Why is mumsnet always so snobby about PFB’s? Is it just a way for women who have had more than one child to feel smug and sanctimonious for no other reason than the fact they’ve birthed one more child? Or just a rude way to dismiss anyone else’s point of view on the sole basis they’ve only had one child so can’t possibly be as smart or knowledgeable or perfect as you? It’s a strange high horse that only serves to belittle and dismiss people and I wish it would stop. By all means engage in the actual point of the post, but your language and tone is patronising.

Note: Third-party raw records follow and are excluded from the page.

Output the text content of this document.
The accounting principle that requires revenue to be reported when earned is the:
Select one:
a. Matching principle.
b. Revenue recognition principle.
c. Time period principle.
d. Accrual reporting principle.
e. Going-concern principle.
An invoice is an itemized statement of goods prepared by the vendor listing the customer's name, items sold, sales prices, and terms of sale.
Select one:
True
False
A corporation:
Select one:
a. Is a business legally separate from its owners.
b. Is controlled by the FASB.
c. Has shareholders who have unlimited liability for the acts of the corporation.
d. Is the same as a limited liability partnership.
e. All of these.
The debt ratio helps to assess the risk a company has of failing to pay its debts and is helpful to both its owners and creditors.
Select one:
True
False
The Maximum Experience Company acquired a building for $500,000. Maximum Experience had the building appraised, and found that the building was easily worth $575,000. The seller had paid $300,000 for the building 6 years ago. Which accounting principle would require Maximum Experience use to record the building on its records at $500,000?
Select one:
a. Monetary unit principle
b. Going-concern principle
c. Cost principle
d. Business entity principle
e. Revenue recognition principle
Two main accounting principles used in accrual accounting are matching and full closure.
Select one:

I do not eat highly-processed food and therefore have no intention of feeding it to my (shock horror…) only daughter!! It’s got fuck all to do with the fact I have one child. It’s about the food that I myself eat and therefore the food that I will let my child eat. I see no reason why the OP or me need to ‘get over ourselves’, nor that I need to be more ‘realistic’, considering it’s how I’ve eaten for years, as it’s how I will always eat.

RaoulDufysCat · 05/10/2021 20:55

@Peridotty

Yes I’m British but living in the US. I’m very suspicious of the foods here especially processed foods including cereal. I was brought up on U.K. cereal which is fine. I don’t want to touch US cereals though.
Now that I know you are in the US this all makes sense! I initially voted YABU but actually I would not feed US cereal to a toddler either. Food standards are much lower in the US.